The establishment of LETAC stemmed from mounting apprehensions regarding policing practices and transparency, a sentiment that was amplified following the death of De’Von Bailey at the hands of Colorado Springs police officers back in 2019.

During the town hall, LETAC commissioners participated in table discussions with community members, delving into topics such as the community’s perception of safety and the interpretation of the phrase “protect and serve.”

The discussions uncovered a range of perspectives, with one participant stating, “I feel like the slogan ‘protect and serve’ implies some kind of social contract, and if there is, we should have oversight over those people who are supposedly there to protect and serve, right?”

Roy articulated the significance of this town hall as a starting point for an ongoing process.

“Our direction where we’re going is basically moving forward.
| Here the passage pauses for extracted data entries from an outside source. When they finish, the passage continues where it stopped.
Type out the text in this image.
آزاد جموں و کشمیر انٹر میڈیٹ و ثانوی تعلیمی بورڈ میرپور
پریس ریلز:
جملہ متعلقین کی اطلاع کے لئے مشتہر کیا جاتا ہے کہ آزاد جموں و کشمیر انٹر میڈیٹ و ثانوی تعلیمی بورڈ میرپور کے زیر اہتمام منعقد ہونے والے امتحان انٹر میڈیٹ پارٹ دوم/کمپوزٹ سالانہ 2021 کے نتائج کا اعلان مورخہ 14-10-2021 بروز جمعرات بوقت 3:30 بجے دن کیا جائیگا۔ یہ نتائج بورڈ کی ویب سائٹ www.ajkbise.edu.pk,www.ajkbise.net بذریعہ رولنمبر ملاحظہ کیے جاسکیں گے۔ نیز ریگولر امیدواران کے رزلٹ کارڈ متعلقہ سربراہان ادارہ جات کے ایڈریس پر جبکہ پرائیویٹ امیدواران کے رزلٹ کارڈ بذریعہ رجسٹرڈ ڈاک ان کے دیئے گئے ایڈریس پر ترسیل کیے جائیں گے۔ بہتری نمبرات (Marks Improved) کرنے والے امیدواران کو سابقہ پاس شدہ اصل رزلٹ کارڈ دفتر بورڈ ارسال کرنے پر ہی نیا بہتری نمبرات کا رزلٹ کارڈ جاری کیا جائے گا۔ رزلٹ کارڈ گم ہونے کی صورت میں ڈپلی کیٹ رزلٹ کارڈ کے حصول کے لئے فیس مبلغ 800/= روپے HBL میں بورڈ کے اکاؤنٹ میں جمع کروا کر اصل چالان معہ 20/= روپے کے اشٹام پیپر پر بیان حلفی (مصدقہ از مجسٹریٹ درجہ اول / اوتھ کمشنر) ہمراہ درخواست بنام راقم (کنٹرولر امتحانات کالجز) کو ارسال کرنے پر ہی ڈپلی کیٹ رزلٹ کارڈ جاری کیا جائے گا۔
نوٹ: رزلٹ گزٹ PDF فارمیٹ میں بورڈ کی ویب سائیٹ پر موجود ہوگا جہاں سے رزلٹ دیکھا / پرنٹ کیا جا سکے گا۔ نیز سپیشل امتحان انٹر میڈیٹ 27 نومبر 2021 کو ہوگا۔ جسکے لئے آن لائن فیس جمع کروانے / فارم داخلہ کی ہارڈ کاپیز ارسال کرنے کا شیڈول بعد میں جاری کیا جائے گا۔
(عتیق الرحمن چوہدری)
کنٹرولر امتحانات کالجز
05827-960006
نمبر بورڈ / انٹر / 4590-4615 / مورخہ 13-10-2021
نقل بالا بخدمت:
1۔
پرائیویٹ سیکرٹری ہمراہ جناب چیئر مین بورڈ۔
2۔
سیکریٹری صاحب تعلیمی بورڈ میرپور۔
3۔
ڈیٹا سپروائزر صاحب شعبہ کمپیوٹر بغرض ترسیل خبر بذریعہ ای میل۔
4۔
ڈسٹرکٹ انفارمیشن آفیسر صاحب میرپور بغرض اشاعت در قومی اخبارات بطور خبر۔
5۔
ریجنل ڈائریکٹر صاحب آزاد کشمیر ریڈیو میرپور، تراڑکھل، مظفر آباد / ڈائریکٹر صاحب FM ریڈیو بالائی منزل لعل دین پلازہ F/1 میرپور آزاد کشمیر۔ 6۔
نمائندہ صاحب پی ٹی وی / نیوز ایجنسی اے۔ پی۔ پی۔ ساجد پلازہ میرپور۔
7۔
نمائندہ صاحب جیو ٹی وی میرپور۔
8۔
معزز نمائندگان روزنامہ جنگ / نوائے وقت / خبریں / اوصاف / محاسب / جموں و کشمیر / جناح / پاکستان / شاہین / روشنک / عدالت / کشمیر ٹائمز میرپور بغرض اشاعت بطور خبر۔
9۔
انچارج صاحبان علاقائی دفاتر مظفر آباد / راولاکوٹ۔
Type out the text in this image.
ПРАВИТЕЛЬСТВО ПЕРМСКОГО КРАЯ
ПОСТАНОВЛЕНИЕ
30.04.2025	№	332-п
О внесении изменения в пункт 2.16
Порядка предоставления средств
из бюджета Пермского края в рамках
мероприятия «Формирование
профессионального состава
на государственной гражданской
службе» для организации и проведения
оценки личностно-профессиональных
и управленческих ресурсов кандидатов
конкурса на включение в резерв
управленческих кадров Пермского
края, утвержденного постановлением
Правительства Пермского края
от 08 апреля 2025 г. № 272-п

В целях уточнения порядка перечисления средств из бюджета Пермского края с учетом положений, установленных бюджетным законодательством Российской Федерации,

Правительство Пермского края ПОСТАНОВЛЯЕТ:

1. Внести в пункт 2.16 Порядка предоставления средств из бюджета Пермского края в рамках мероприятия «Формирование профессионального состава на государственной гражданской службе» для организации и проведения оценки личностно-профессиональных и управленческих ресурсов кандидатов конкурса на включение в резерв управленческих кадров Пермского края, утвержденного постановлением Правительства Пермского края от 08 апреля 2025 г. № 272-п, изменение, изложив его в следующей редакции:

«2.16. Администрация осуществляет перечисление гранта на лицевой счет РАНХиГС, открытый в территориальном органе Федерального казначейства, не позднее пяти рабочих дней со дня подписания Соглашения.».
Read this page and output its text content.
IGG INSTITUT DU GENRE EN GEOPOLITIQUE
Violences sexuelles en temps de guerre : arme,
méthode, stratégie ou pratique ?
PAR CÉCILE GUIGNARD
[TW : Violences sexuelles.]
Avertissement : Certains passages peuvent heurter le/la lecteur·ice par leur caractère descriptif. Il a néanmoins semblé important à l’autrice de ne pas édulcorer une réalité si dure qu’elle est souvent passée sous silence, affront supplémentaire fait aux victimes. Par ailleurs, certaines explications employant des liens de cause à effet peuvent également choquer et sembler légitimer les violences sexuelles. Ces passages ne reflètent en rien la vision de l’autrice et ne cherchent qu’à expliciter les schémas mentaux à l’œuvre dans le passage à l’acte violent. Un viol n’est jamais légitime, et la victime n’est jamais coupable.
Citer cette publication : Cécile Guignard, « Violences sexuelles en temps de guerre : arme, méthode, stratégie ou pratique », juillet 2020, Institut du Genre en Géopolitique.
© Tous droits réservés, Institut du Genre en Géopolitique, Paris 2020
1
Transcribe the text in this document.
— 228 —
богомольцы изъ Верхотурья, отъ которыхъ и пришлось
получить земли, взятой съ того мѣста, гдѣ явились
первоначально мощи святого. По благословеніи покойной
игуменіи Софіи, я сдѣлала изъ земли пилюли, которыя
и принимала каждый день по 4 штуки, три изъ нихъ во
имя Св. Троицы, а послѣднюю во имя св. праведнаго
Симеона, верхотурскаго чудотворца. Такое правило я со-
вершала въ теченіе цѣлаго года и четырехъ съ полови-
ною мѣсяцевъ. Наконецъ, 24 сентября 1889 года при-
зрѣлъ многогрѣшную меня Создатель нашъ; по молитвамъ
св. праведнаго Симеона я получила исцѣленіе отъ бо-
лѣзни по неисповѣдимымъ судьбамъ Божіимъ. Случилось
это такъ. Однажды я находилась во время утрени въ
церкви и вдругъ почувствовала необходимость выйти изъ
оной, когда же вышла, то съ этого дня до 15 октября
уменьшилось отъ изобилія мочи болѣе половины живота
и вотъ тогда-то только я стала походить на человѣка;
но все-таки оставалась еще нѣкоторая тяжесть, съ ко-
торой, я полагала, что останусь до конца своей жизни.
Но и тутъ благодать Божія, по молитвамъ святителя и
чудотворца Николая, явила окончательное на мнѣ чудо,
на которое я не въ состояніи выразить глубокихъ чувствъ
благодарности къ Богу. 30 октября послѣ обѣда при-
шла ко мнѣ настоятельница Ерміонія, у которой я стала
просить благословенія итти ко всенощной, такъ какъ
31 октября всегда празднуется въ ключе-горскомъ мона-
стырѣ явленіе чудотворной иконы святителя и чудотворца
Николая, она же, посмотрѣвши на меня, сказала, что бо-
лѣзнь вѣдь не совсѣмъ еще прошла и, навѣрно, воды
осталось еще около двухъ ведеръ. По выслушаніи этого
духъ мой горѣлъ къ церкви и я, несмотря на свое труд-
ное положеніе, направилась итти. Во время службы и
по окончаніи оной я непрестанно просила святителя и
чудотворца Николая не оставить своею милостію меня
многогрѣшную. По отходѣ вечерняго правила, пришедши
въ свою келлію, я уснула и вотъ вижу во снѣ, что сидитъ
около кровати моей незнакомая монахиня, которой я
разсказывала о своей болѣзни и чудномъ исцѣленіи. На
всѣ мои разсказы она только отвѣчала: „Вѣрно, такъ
We’re constantly wanting to take in feedback, process that, and effectively communicate that to the City Council, CSPD, and the Mayor’s Office to make sure that we’re all on the same page as a community, as we’re all a part of the community,” explained Roy.

With plans to conduct the next town hall early next year, LETAC remains dedicated to fostering open dialogue, transparency, and collaboration between law enforcement and the local community, in hopes of paving the way for a safer and more harmonious Colorado Springs.